Each of these issues can be worked out over time. The long-term goal stands and still carries substantial political support. Decarbonisation of the electricity sector will proceed even if the deadline of 2030 cannot be met.
The bigger problem facing the new Government is that the cross-party consensus which has shaped policy since the UK’s Climate Change Act of 2008 is breaking down. The candidates for the leadership of the opposition Conservative Party have not defined themselves as climate deniers but their criticisms – mainly on cost grounds – of the measure being proposed will turn climate policy into a divisive issue over the next few years. For Labour this risks opening up a cultural gap between the liberal elite who fully embrace net zero and the red wall voters whose focus is on jobs and the cost of living. The issue carries echoes of Brexit and the continuing debate on immigration. The new Labour Government has to focus on closing this gap by concentrating on what can be achieved at a low cost and by building up the new low-carbon industrial base which can offer work and opportunities.

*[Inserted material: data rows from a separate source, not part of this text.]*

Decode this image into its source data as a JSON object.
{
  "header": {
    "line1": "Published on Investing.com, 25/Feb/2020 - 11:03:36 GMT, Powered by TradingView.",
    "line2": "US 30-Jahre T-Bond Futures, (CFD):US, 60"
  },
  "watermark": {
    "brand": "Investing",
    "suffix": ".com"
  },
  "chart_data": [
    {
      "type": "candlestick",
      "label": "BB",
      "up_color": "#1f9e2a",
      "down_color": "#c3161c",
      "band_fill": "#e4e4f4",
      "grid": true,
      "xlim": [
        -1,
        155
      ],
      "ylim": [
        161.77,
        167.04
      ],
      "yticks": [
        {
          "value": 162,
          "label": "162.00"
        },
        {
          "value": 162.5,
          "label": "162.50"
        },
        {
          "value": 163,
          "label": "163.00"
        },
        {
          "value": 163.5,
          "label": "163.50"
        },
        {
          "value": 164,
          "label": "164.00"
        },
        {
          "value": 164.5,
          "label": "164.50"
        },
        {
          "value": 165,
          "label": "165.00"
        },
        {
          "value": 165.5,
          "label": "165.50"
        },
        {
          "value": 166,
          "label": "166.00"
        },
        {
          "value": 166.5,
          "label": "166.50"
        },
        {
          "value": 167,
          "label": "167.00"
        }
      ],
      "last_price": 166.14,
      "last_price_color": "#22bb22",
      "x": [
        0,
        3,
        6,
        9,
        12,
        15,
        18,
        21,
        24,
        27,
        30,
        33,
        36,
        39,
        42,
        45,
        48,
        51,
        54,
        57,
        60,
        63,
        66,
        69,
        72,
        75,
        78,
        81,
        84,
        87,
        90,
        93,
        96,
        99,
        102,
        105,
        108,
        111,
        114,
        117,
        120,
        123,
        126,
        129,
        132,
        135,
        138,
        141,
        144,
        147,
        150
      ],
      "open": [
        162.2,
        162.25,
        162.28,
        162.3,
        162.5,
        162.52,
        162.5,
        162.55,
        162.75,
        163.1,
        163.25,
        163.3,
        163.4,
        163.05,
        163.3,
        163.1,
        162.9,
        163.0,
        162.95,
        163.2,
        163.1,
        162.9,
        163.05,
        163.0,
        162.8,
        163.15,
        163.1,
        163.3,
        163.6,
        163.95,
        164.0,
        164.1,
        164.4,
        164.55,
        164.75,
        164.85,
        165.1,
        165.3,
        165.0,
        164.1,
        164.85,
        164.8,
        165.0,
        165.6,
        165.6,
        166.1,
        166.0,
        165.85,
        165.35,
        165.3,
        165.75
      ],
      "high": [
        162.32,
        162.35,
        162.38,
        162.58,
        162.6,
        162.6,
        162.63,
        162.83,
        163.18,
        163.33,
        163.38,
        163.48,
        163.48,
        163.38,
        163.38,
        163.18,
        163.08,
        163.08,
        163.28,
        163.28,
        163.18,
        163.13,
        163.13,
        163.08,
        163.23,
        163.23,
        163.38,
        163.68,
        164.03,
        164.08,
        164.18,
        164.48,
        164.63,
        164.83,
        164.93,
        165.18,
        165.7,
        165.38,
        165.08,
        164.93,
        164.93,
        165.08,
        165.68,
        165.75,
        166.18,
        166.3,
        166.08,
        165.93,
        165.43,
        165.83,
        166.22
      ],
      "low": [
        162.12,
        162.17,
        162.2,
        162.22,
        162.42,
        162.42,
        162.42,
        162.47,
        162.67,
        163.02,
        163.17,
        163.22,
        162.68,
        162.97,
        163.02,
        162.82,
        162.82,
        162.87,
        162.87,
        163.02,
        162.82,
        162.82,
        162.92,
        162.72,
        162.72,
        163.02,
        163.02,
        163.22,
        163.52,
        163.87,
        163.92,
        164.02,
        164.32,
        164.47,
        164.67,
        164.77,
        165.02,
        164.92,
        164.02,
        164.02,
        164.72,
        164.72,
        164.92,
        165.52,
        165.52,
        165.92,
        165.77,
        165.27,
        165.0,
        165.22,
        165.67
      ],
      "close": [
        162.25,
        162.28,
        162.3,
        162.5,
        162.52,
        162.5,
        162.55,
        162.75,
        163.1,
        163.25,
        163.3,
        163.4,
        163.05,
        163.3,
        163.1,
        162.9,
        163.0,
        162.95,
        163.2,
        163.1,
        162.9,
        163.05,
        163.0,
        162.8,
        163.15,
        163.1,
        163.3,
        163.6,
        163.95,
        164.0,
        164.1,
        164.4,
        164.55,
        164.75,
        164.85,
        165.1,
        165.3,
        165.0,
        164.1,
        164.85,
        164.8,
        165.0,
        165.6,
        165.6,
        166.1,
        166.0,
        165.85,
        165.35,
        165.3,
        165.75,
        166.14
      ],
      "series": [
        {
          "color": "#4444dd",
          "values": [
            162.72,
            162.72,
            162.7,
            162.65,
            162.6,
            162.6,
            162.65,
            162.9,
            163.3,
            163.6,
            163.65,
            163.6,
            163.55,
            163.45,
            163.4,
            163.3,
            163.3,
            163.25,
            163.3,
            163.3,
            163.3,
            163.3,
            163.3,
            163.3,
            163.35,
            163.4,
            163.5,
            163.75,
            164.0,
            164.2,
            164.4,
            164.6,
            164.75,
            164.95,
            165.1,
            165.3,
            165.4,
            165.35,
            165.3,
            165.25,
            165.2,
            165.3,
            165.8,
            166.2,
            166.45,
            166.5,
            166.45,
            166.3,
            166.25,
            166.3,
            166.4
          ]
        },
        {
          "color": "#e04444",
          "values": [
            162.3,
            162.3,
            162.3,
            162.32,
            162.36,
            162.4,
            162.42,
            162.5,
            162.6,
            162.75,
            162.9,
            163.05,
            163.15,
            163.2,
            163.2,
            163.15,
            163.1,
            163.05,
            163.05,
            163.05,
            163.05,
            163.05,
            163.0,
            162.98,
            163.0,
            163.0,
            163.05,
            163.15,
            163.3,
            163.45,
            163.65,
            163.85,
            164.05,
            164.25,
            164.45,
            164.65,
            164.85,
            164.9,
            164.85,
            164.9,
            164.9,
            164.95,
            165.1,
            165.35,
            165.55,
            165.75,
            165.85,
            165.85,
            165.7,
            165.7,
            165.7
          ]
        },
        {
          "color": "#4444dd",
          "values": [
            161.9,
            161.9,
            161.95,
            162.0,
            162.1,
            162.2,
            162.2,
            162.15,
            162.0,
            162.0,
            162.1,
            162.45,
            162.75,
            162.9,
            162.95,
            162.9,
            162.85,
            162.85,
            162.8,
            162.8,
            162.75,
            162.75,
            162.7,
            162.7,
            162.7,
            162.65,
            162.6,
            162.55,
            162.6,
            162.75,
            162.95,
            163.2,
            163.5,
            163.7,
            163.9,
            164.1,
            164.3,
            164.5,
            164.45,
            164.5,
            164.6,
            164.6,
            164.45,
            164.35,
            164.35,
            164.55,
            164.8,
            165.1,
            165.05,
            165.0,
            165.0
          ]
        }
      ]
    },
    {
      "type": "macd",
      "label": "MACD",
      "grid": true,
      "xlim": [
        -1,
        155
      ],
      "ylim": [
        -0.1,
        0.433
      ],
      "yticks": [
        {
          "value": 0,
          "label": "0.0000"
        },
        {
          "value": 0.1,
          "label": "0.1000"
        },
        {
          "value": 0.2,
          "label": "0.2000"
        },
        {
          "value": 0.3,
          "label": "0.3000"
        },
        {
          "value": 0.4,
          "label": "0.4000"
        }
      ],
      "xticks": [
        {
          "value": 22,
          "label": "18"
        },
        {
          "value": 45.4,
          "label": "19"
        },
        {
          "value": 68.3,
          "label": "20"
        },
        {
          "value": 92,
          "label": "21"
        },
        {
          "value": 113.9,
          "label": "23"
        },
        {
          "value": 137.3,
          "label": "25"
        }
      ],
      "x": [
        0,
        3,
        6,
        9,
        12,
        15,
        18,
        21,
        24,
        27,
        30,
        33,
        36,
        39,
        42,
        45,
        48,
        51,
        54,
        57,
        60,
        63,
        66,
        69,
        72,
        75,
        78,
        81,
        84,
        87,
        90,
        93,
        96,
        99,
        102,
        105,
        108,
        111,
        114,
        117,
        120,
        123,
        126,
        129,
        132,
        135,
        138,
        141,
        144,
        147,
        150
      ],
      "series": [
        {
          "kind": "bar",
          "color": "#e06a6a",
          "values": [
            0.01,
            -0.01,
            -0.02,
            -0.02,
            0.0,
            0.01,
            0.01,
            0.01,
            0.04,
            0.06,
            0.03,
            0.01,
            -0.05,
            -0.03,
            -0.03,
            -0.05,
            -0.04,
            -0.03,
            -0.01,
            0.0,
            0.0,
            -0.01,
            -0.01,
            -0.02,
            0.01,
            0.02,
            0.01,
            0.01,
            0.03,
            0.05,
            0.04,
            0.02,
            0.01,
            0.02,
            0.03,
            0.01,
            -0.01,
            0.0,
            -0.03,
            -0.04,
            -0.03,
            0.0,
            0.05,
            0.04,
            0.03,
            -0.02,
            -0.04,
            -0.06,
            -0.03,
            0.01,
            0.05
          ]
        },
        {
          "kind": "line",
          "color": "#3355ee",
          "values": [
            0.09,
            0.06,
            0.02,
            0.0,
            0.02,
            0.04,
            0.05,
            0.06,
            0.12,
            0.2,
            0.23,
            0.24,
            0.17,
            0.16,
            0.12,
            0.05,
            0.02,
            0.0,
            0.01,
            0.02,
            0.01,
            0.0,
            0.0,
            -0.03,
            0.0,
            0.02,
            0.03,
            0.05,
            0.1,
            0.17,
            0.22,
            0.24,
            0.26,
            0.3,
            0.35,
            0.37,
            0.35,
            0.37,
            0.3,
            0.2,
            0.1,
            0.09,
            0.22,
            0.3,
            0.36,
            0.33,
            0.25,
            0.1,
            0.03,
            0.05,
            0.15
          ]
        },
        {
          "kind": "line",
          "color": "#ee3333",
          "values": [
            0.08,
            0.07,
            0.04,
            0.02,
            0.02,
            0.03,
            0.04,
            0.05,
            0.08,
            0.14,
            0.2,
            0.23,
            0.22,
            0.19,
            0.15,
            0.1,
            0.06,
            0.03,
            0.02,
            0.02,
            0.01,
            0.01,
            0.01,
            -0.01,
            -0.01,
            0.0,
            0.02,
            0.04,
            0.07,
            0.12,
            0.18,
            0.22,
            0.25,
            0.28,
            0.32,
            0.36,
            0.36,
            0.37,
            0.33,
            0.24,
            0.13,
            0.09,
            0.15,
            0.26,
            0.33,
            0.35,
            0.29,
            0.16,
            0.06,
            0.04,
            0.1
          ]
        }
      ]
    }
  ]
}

Labour must also answer the charge, partially articulated by Rishi Sunak during his last year in office, that the UK’s actions are irrelevant to the global problem given that Britain produces less than 1 per cent of worldwide emissions and that the costs of Labour’s plans are disproportionate and competitively damaging.
The answer both practically and politically probably lies in harnessing the UK’s strong science and engineering base to develop technologies which can offer low-cost low carbon solutions to the benefit not just of British consumers but also, and more importantly to energy users across the world. Climate change cannot be solved in one country and a clean Britain in a dirty world would be a pointless achievement.
Labour will not win the climate debate by asserting a moral imperative or by making unrealistic promises to deliver unattainable targets. The UK electorate is tired of politicians who trade on bluster and rhetoric. After the failures of Boris Johnson and Liz Truss the desire is for practicality and pragmatism. Finding the correct balance which both delivers on the long-term goal of decarbonisation and the short term public concern with the cost of living will be a major test for Britain’s new Government.